Ma nello stesso tempo Gesù ci dice attraverso il suo atteggiamento che la
verità dell'ascolto è stare in un clima affettivo e effettivo di silenzio
perché il silenzio è la bellezza di un cuore che davanti a un mistero si pone
in stato di attenzione.
Ascoltare e
fare silenzio è un binomio essenziale, rappresenta il vero clima per incarnare
la preghiera evangelica. Gesù si ritirava sempre in stato di preghiera perché
il desiderio più profondo presente nel suo cuore era il Padre, nel cui volere ritrovava
sempre più se stesso. Il silenzio, collegato con la solitudine, gli dava il
gusto di una grande esperienza interiore, di una profonda intimità esistenziale,
di una feconda sintonia di cuori. Ecco perché Gesù ci ha detto Quando pregate dite: Padre! Questa è
l'unica preghiera che Gesù ci ha insegnato, perché la bellezza di tutta la vita
di Gesù era il Padre. Le altre intenzioni presenti nella preghiera del Signore sono
fiorite nella Chiesa apostolica per incarnare l'interiorità di Gesù, in cui
tutti i discepoli devono costruire se stessi, ma tutte dipendono da questa
proclamazione: Padre! Tant'è vero
che il cardinale Martini affermava: “Quando recitiamo il Padre Nostro, prima di
ogni proposizione diciamo sempre Padre!
e se nel cammino della nostra realtà concreta la parola Padre! la pronunciamo solo all'inizio, però fa da filigrana a tutta
la nostra preghiera: è il cuore di Gesù che si inebria del Padre nel dire le
diverse frasi.
Il gusto di
Dio Padre è l'anima di tutte le prescrizioni. Ora se noi cogliamo questo primo
elemento dove entriamo nel silenzio e nella solitudine di Gesù in atteggiamento
di ascolto, noi cogliamo che la bellezza, la grandezza e la fecondità della
nostra vita è dire Padre!
Se noi non
entriamo in questo orizzonte, quello che Gesù ci ha detto questa mattina diventa
molto problematico, poiché tante volte, ascoltando alcune parole del Maestro,
noi possiamo essere tante volte perplessi. Gesù ci ha detto questa mattina Io vi dico: chiedete e vi sarà dato,
cercate e troverete, bussate e vi sarà aperto. Perché chiunque chiede riceve e chi cerca trova e a chi bussa sarà
aperto. Noi quando ascoltiamo queste espressioni immediatamente andiamo al
concreto, al contingente della nostra esistenza e non sempre facciamo l'esperienza
che Dio ci esaudisca con la grossa domanda: val la pena pregare il Signore?
Ora Gesù ci
dice: se noi veramente diciamo Padre! entriamo
nella pienezza del rapporto con il Signore, noi siamo nel Tutto e noi, quando
siamo nel Tutto, il resto diventa contingente. Quando uno entra in un rapporto
profondo con il Padre a immagine di Gesù, le realtà concrete sono passeggere,
non sono il vero senso della vita. Il vero senso della vita è essere l'oggi
misterioso del Padre. Non per niente l'evangelista Luca ha coniato in modo
particolare quell'espressione Dacci ogni
giorno il nostro pane sovrassostanziale,
quel pane che è il senso della vita. Quando l'uomo entra in rapporto con il Padre
e si mette in silenzio, il Padre ascolta ciò che c'è nel cuore dell'uomo e regala
all'uomo quello che gli occorre. E che cosa occorra all'uomo, l'ha detto Gesù
alla fine del testo evangelico: Se voi
dunque, che siete cattivi, sapete dare cose buone ai vostri figli, quanto più
il Padre vostro del cielo darà lo Spirito Santo a quelli che glielo chiedono!

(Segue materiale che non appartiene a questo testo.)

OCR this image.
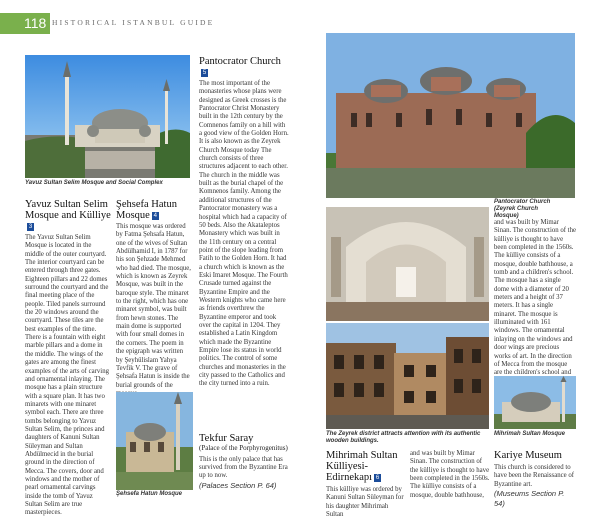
118 HISTORICAL ISTANBUL GUIDE
Yavuz Sultan Selim Mosque and Social Complex
Yavuz Sultan Selim Mosque and Külliye3
The Yavuz Sultan Selim Mosque is located in the middle of the outer courtyard. The interior courtyard can be entered through three gates. Eighteen pillars and 22 domes surround the courtyard and the final meeting place of the people. Tiled panels surround the 20 windows around the courtyard. These tiles are the best examples of the time. There is a fountain with eight marble pillars and a dome in the middle. The wings of the gates are among the finest examples of the arts of carving and ornamental inlaying. The mosque has a plain structure with a square plan. It has two minarets with one minaret symbol each. There are three tombs belonging to Yavuz Sultan Selim, the princes and daughters of Kanuni Sultan Süleyman and Sultan Abdülmecid in the burial ground in the direction of Mecca. The covers, door and windows and the mother of pearl ornamental carvings inside the tomb of Yavuz Sultan Selim are true masterpieces.
Şehsefa Hatun Mosque 4
This mosque was ordered by Fatma Şehsafa Hatun, one of the wives of Sultan Abdülhamid I, in 1787 for his son Şehzade Mehmed who had died. The mosque, which is known as Zeyrek Mosque, was built in the baroque style. The minaret to the right, which has one minaret symbol, was built from hewn stones. The main dome is supported with four small domes in the corners. The poem in the epigraph was written by Şeyhülislam Yahya Tevfik V. The grave of Şehsafa Hatun is inside the burial grounds of the
Şehsefa Hatun Mosque
Pantocrator Church5
The most important of the monasteries whose plans were designed as Greek crosses is the Pantocrator Christ Monastery built in the 12th century by the Comnenos family on a hill with a good view of the Golden Horn. It is also known as the Zeyrek Church Mosque today The church consists of three structures adjacent to each other. The church in the middle was built as the burial chapel of the Komnenos family. Among the additional structures of the Pantocrator monastery was a hospital which had a capacity of 50 beds. Also the Akataleptos Monastery which was built in the 11th century on a central point of the slope leading from Fatih to the Golden Horn. It had a church which is known as the Eski Imaret Mosque. The Fourth Crusade turned against the Byzantine Empire and the Western knights who came here as friends overthrew the Byzantine emperor and took over the capital in 1204. They established a Latin Kingdom which made the Byzantine Empire lose its status in world politics. The control of some churches and monasteries in the city passed to the Catholics and the city turned into a ruin.
Tekfur Saray
(Palace of the Porphyrogenitus)
This is the only palace that has survived from the Byzantine Era up to now.
(Palaces Section P. 64)
Pantocrator Church (Zeyrek Church Mosque)
The Zeyrek district attracts attention with its authentic wooden buildings.
and was built by Mimar Sinan. The construction of the külliye is thought to have been completed in the 1560s. The külliye consists of a mosque, double bathhouse, a tomb and a children's school. The mosque has a single dome with a diameter of 20 meters and a height of 37 meters. It has a single minaret. The mosque is illuminated with 161 windows. The ornamental inlaying on the windows and door wings are precious works of art. In the direction of Mecca from the mosque are the children's school and
Mihrimah Sultan Mosque
Mihrimah Sultan Külliyesi-Edirnekapı 6
This külliye was ordered by Kanuni Sultan Süleyman for his daughter Mihrimah Sultan
and was built by Mimar Sinan. The construction of the külliye is thought to have been completed in the 1560s. The külliye consists of a mosque, double bathhouse,
Kariye Museum
This church is considered to have been the Renaissance of Byzantine art.
(Museums Section P. 54)
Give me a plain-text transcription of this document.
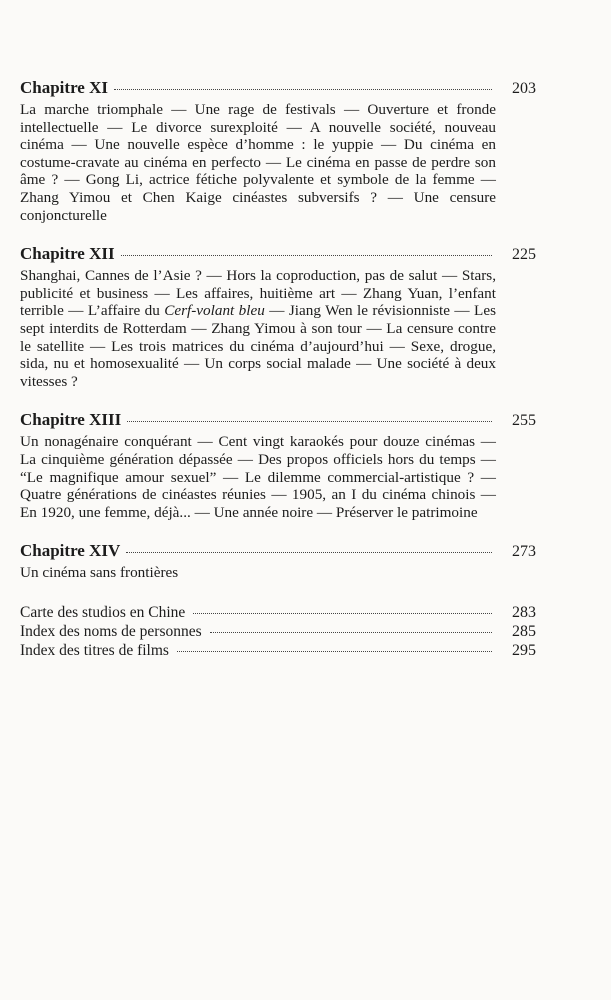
Chapitre XI	203
La marche triomphale — Une rage de festivals — Ouverture et fronde intellectuelle — Le divorce surexploité — A nouvelle société, nouveau cinéma — Une nouvelle espèce d’homme : le yuppie — Du cinéma en costume-cravate au cinéma en perfecto — Le cinéma en passe de perdre son âme ? — Gong Li, actrice fétiche polyvalente et symbole de la femme — Zhang Yimou et Chen Kaige cinéastes subversifs ? — Une censure conjoncturelle
Chapitre XII	225
Shanghai, Cannes de l’Asie ? — Hors la coproduction, pas de salut — Stars, publicité et business — Les affaires, huitième art — Zhang Yuan, l’enfant terrible — L’affaire du Cerf-volant bleu — Jiang Wen le révisionniste — Les sept interdits de Rotterdam — Zhang Yimou à son tour — La censure contre le satellite — Les trois matrices du cinéma d’aujourd’hui — Sexe, drogue, sida, nu et homosexualité — Un corps social malade — Une société à deux vitesses ?
Chapitre XIII	255
Un nonagénaire conquérant — Cent vingt karaokés pour douze cinémas — La cinquième génération dépassée — Des propos officiels hors du temps — “Le magnifique amour sexuel” — Le dilemme commercial-artistique ? — Quatre générations de cinéastes réunies — 1905, an I du cinéma chinois — En 1920, une femme, déjà... — Une année noire — Préserver le patrimoine
Chapitre XIV	273
Un cinéma sans frontières
Carte des studios en Chine	283
Index des noms de personnes	285
Index des titres de films	295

Il Padre nel Figlio ci regala lo Spirito Santo e, quando la nostra vita è
immersa in questo gioco trinitario, la nostra esistenza è veramente realizzata.
Spesse volte noi non siamo capaci di coniugare la nostra esistenza concreta con
questa vita trinitaria che è il principio e l'anima e il fine della nostra
esistenza, il resto è tutto relativo e secondario. Ecco allora quando noi siamo
davanti alla storia e siamo con Gesù nel fascino del suo volto, Egli ci dice “lasciatevi
attirare a me, entrate nel mio rapporto con il Padre e avrete lo Spirito
consolatore, lo Spirito che guarisce, lo Spirito che fa nuove tutte le cose”.
Ma c’è una
grossa domanda che noi vorremmo effettivamente porci: È possibile per noi
entrare in questa ricchezza che ci sembra quasi impossibile? La risposta ce
l'ha data molto bene Paolo nel testo ai Colossesi: La nostra vita è tutta in Cristo Gesù.
È molto
bello come Paolo iniziando il discorso riguardante l'identità del cristiano
dica In lui, in Cristo, abita corporalmente
tutta la pienezza della Trinità e noi tutti siamo partecipi della sua pienezza.
Come battezzati
in Gesù siamo morti e risorti con lui e quindi l’orante in noi è il Cristo
nella potenza creatrice dello Spirito Santo! Il Cristo, pregando in noi, ci
attira, ci avvolge, ci dà la bellezza e la sensazione di un'autenticità di
vita. Il cristiano, quando dice Padre!
ha la vita riempita dalla pienezza divina. È che noi tante volte siamo tentati
dal dire tante preghiere, ma dimentichiamo di pregare, dimentichiamo l'essenziale.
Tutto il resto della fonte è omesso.